Gutierrez graduated from Cuba High School and was drafted by the Army during the Vietnam War. Instead, she said, he chose to join the Air Force where he was based in Thailand and served for eight years.
Dominguez said her brother went on to join the New Mexico Air National Guard, known as the TACOS, and ran a jewelry manufacturing company in Albuquerque. She said he eventually joined the family business of raising cattle and moved to the ranch in La Jara.
Dominguez said her brother would visit her in Albuquerque at least several times a year and they would talk once a week.
“He would go into these long, long stories about all the things that he was working on and, after a while, I would go ‘Yeah, yeah, yeah, I gotta go,’ ” Dominguez said with a chuckle. “But, then you wish, now, I wish, God, I wish I (had) listened to him for hours. You know?”
She said her brother was a wonderful father and grandfather, with two sons and six grandchildren. He was living with a longtime partner when he died.
“His sons are absolutely devastated … his partner, she is absolutely devastated. She calls me every single day and says ‘I don’t know how I’m going to get by without him … I keep looking for him, I call for him,’ ” Dominguez said.
She said her brother had a magnetic personality and made literally hundreds of friends throughout his life. Even at the age of 72, he was like a child who always smiled and had a great sense of humor.
“He was real ticklish, and I would grab his neck and he would giggle. I would give him a hard time about being that old and giggling,” Dominguez said.
She said she was most impressed by her brother’s creativity, driven by an unstoppable curiosity and great imagination. His constant hobbying left him with perpetually “scratchy hands” he would tease her with.

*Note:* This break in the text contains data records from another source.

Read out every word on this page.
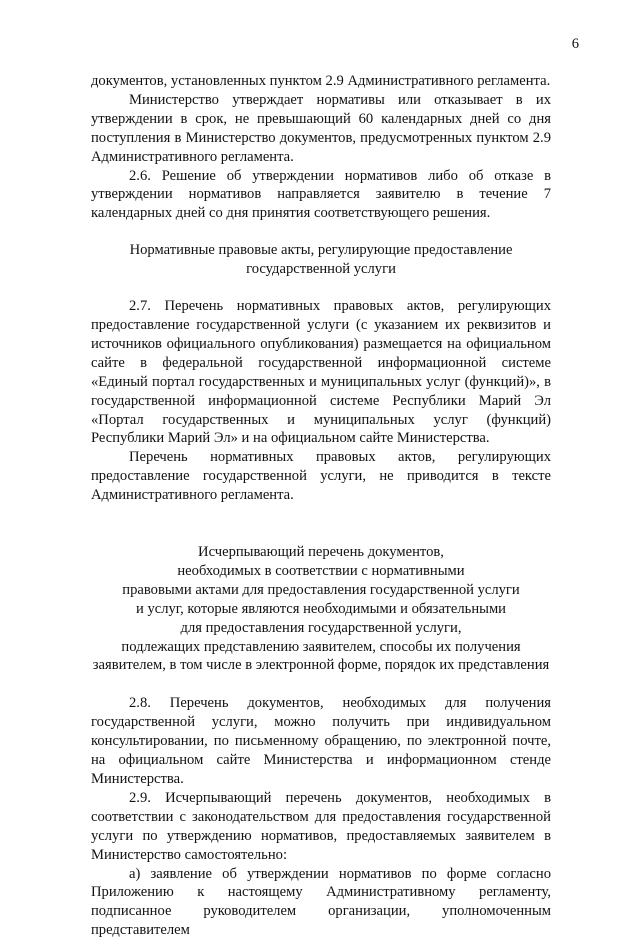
6

документов, установленных пунктом 2.9 Административного регламента.

Министерство утверждает нормативы или отказывает в их утверждении в срок, не превышающий 60 календарных дней со дня поступления в Министерство документов, предусмотренных пунктом 2.9 Административного регламента.

2.6. Решение об утверждении нормативов либо об отказе в утверждении нормативов направляется заявителю в течение 7 календарных дней со дня принятия соответствующего решения.

Нормативные правовые акты, регулирующие предоставление
государственной услуги

2.7. Перечень нормативных правовых актов, регулирующих предоставление государственной услуги (с указанием их реквизитов и источников официального опубликования) размещается на официальном сайте в федеральной государственной информационной системе «Единый портал государственных и муниципальных услуг (функций)», в государственной информационной системе Республики Марий Эл «Портал государственных и муниципальных услуг (функций) Республики Марий Эл» и на официальном сайте Министерства.

Перечень нормативных правовых актов, регулирующих предоставление государственной услуги, не приводится в тексте Административного регламента.

Исчерпывающий перечень документов,
необходимых в соответствии с нормативными
правовыми актами для предоставления государственной услуги
и услуг, которые являются необходимыми и обязательными
для предоставления государственной услуги,
подлежащих представлению заявителем, способы их получения
заявителем, в том числе в электронной форме, порядок их представления

2.8. Перечень документов, необходимых для получения государственной услуги, можно получить при индивидуальном консультировании, по письменному обращению, по электронной почте, на официальном сайте Министерства и информационном стенде Министерства.

2.9. Исчерпывающий перечень документов, необходимых в соответствии с законодательством для предоставления государственной услуги по утверждению нормативов, предоставляемых заявителем в Министерство самостоятельно:

а) заявление об утверждении нормативов по форме согласно Приложению к настоящему Административному регламенту, подписанное руководителем организации, уполномоченным представителем
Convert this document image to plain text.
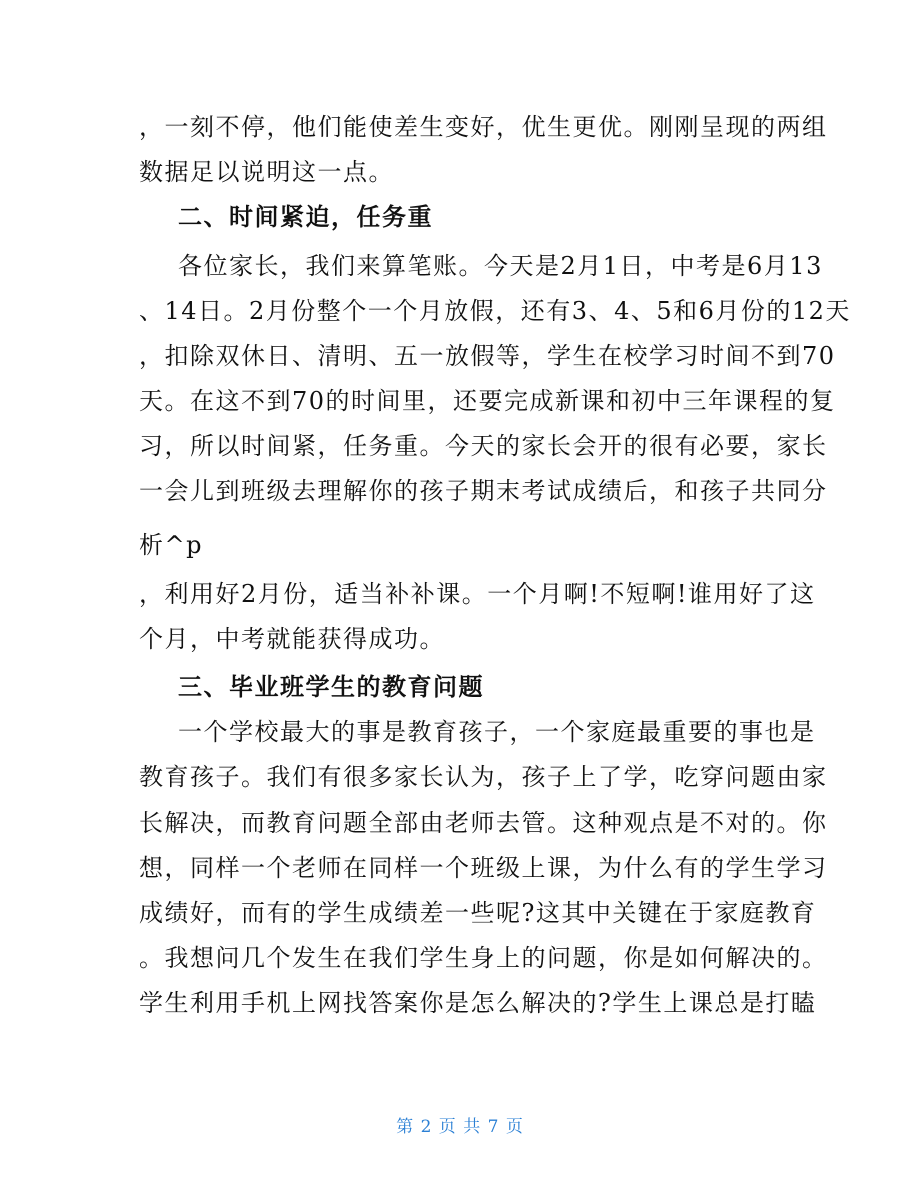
，一刻不停，他们能使差生变好，优生更优。刚刚呈现的两组
数据足以说明这一点。
二、时间紧迫，任务重
各位家长，我们来算笔账。今天是2月1日，中考是6月13
、14日。2月份整个一个月放假，还有3、4、5和6月份的12天
，扣除双休日、清明、五一放假等，学生在校学习时间不到70
天。在这不到70的时间里，还要完成新课和初中三年课程的复
习，所以时间紧，任务重。今天的家长会开的很有必要，家长
一会儿到班级去理解你的孩子期末考试成绩后，和孩子共同分
析^p
，利用好2月份，适当补补课。一个月啊!不短啊!谁用好了这
个月，中考就能获得成功。
三、毕业班学生的教育问题
一个学校最大的事是教育孩子，一个家庭最重要的事也是
教育孩子。我们有很多家长认为，孩子上了学，吃穿问题由家
长解决，而教育问题全部由老师去管。这种观点是不对的。你
想，同样一个老师在同样一个班级上课，为什么有的学生学习
成绩好，而有的学生成绩差一些呢?这其中关键在于家庭教育
。我想问几个发生在我们学生身上的问题，你是如何解决的。
学生利用手机上网找答案你是怎么解决的?学生上课总是打瞌
第 2 页 共 7 页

“He would make things, he would mold things, and he would carve things and paint them,” Dominguez said. “He’d walk in your house and see something new, and he’d say, ‘Where’d you get that? How does it work?’ – Before you know it, he was taking things apart and putting them back together again.”
She said when her brother moved onto the family ranch, he set to work building lakes on the property. Then, he made waterfalls from one to the other and filled them with fish.

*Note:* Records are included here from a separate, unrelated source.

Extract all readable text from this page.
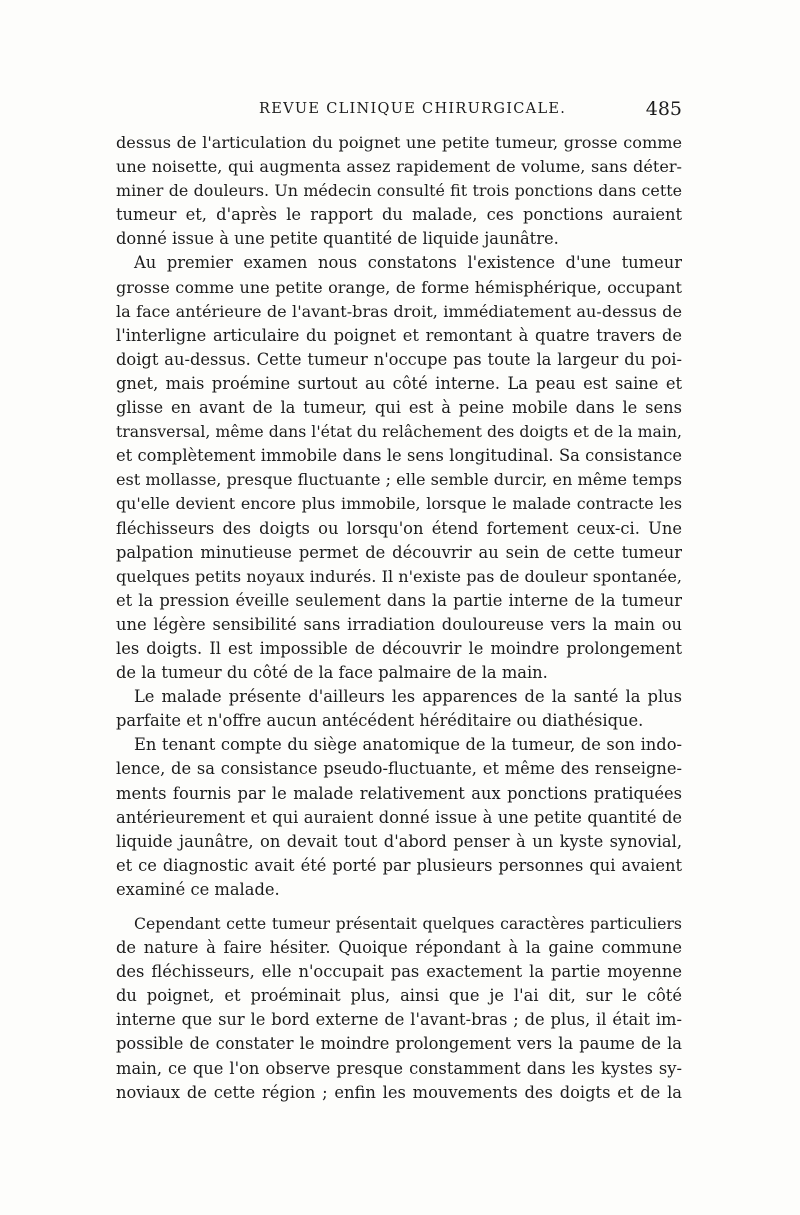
REVUE CLINIQUE CHIRURGICALE.	485
dessus de l'articulation du poignet une petite tumeur, grosse comme
une noisette, qui augmenta assez rapidement de volume, sans déter-
miner de douleurs. Un médecin consulté fit trois ponctions dans cette
tumeur et, d'après le rapport du malade, ces ponctions auraient
donné issue à une petite quantité de liquide jaunâtre.
Au premier examen nous constatons l'existence d'une tumeur
grosse comme une petite orange, de forme hémisphérique, occupant
la face antérieure de l'avant-bras droit, immédiatement au-dessus de
l'interligne articulaire du poignet et remontant à quatre travers de
doigt au-dessus. Cette tumeur n'occupe pas toute la largeur du poi-
gnet, mais proémine surtout au côté interne. La peau est saine et
glisse en avant de la tumeur, qui est à peine mobile dans le sens
transversal, même dans l'état du relâchement des doigts et de la main,
et complètement immobile dans le sens longitudinal. Sa consistance
est mollasse, presque fluctuante ; elle semble durcir, en même temps
qu'elle devient encore plus immobile, lorsque le malade contracte les
fléchisseurs des doigts ou lorsqu'on étend fortement ceux-ci. Une
palpation minutieuse permet de découvrir au sein de cette tumeur
quelques petits noyaux indurés. Il n'existe pas de douleur spontanée,
et la pression éveille seulement dans la partie interne de la tumeur
une légère sensibilité sans irradiation douloureuse vers la main ou
les doigts. Il est impossible de découvrir le moindre prolongement
de la tumeur du côté de la face palmaire de la main.
Le malade présente d'ailleurs les apparences de la santé la plus
parfaite et n'offre aucun antécédent héréditaire ou diathésique.
En tenant compte du siège anatomique de la tumeur, de son indo-
lence, de sa consistance pseudo-fluctuante, et même des renseigne-
ments fournis par le malade relativement aux ponctions pratiquées
antérieurement et qui auraient donné issue à une petite quantité de
liquide jaunâtre, on devait tout d'abord penser à un kyste synovial,
et ce diagnostic avait été porté par plusieurs personnes qui avaient
examiné ce malade.
Cependant cette tumeur présentait quelques caractères particuliers
de nature à faire hésiter. Quoique répondant à la gaine commune
des fléchisseurs, elle n'occupait pas exactement la partie moyenne
du poignet, et proéminait plus, ainsi que je l'ai dit, sur le côté
interne que sur le bord externe de l'avant-bras ; de plus, il était im-
possible de constater le moindre prolongement vers la paume de la
main, ce que l'on observe presque constamment dans les kystes sy-
noviaux de cette région ; enfin les mouvements des doigts et de la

Dominguez said they were so peaceful to sit at. His most recent project, she said, was pulling gold from “plain, old rocks.”
“He was really something else. … You just marveled at what he did,” she said. Dominguez said she will miss the magic he made. The tight hugs and scratchy hands. And, of course, she will miss that giggle.

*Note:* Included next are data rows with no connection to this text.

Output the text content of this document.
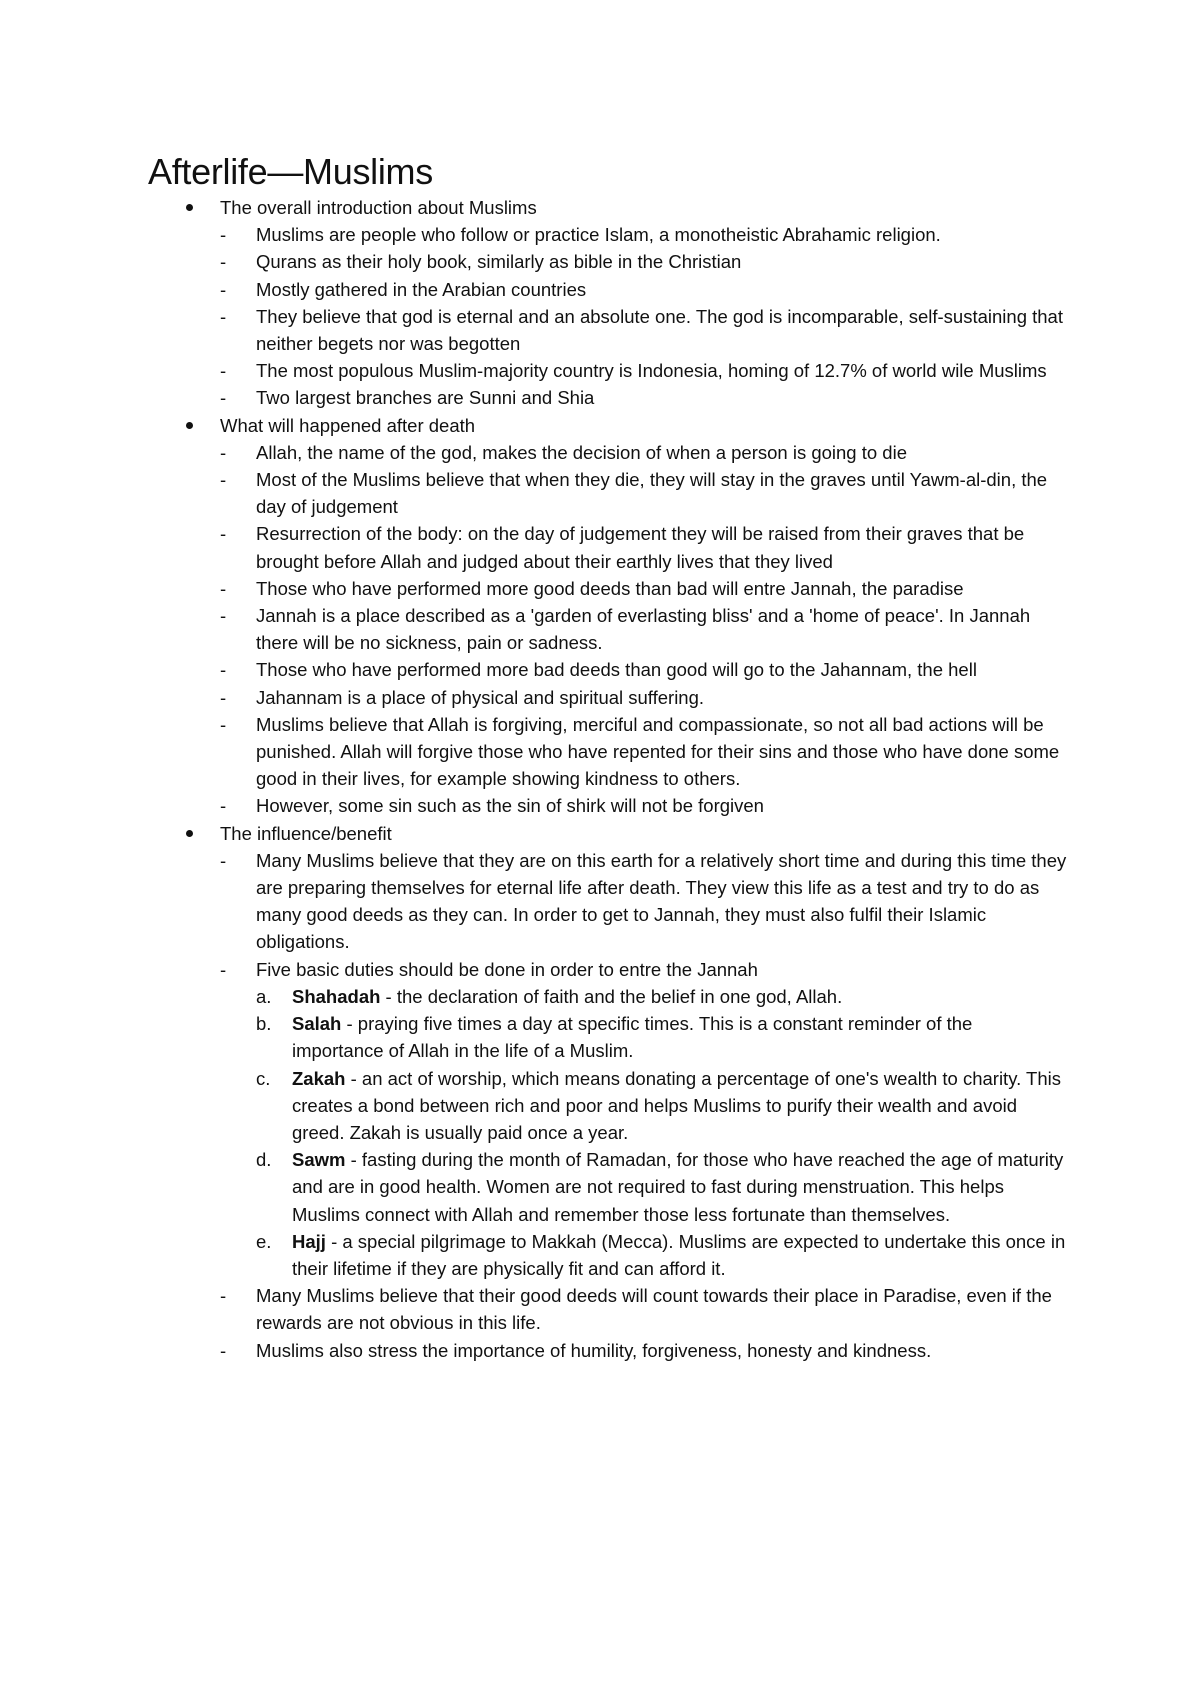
Afterlife—Muslims
The overall introduction about Muslims
-	Muslims are people who follow or practice Islam, a monotheistic Abrahamic religion.
-	Qurans as their holy book, similarly as bible in the Christian
-	Mostly gathered in the Arabian countries
-	They believe that god is eternal and an absolute one. The god is incomparable, self-sustaining that neither begets nor was begotten
-	The most populous Muslim-majority country is Indonesia, homing of 12.7% of world wile Muslims
-	Two largest branches are Sunni and Shia
What will happened after death
-	Allah, the name of the god, makes the decision of when a person is going to die
-	Most of the Muslims believe that when they die, they will stay in the graves until Yawm-al-din, the day of judgement
-	Resurrection of the body: on the day of judgement they will be raised from their graves that be brought before Allah and judged about their earthly lives that they lived
-	Those who have performed more good deeds than bad will entre Jannah, the paradise
-	Jannah is a place described as a 'garden of everlasting bliss' and a 'home of peace'. In Jannah there will be no sickness, pain or sadness.
-	Those who have performed more bad deeds than good will go to the Jahannam, the hell
-	Jahannam is a place of physical and spiritual suffering.
-	Muslims believe that Allah is forgiving, merciful and compassionate, so not all bad actions will be punished. Allah will forgive those who have repented for their sins and those who have done some good in their lives, for example showing kindness to others.
-	However, some sin such as the sin of shirk will not be forgiven
The influence/benefit
-	Many Muslims believe that they are on this earth for a relatively short time and during this time they are preparing themselves for eternal life after death. They view this life as a test and try to do as many good deeds as they can. In order to get to Jannah, they must also fulfil their Islamic obligations.
-	Five basic duties should be done in order to entre the Jannah
a.	Shahadah - the declaration of faith and the belief in one god, Allah.
b.	Salah - praying five times a day at specific times. This is a constant reminder of the importance of Allah in the life of a Muslim.
c.	Zakah - an act of worship, which means donating a percentage of one's wealth to charity. This creates a bond between rich and poor and helps Muslims to purify their wealth and avoid greed. Zakah is usually paid once a year.
d.	Sawm - fasting during the month of Ramadan, for those who have reached the age of maturity and are in good health. Women are not required to fast during menstruation. This helps Muslims connect with Allah and remember those less fortunate than themselves.
e.	Hajj - a special pilgrimage to Makkah (Mecca). Muslims are expected to undertake this once in their lifetime if they are physically fit and can afford it.
-	Many Muslims believe that their good deeds will count towards their place in Paradise, even if the rewards are not obvious in this life.
-	Muslims also stress the importance of humility, forgiveness, honesty and kindness.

She hopes his obituary and his story can stop others from this hurt.
“I thought, maybe, somebody will read this notice about a really, really wonderful person and say, ‘Wait a minute, how can I put my family through that?’ If just one person read that and said, ‘I’m going to go get vaccinated because I cannot put my family through that kind of hurt and pain,’ ” she said, growing emotional. “You think if only he’d gotten vaccinated, this wouldn’t have happened. I don’t think people understand that, people do not see that side of the pandemic. What this horrible plague is. You look at the newspaper and you say, ‘Oh, 4,850 or 4,900 something’ or whatever the number is. It’s just the number, they’re not people, they’re not faces.”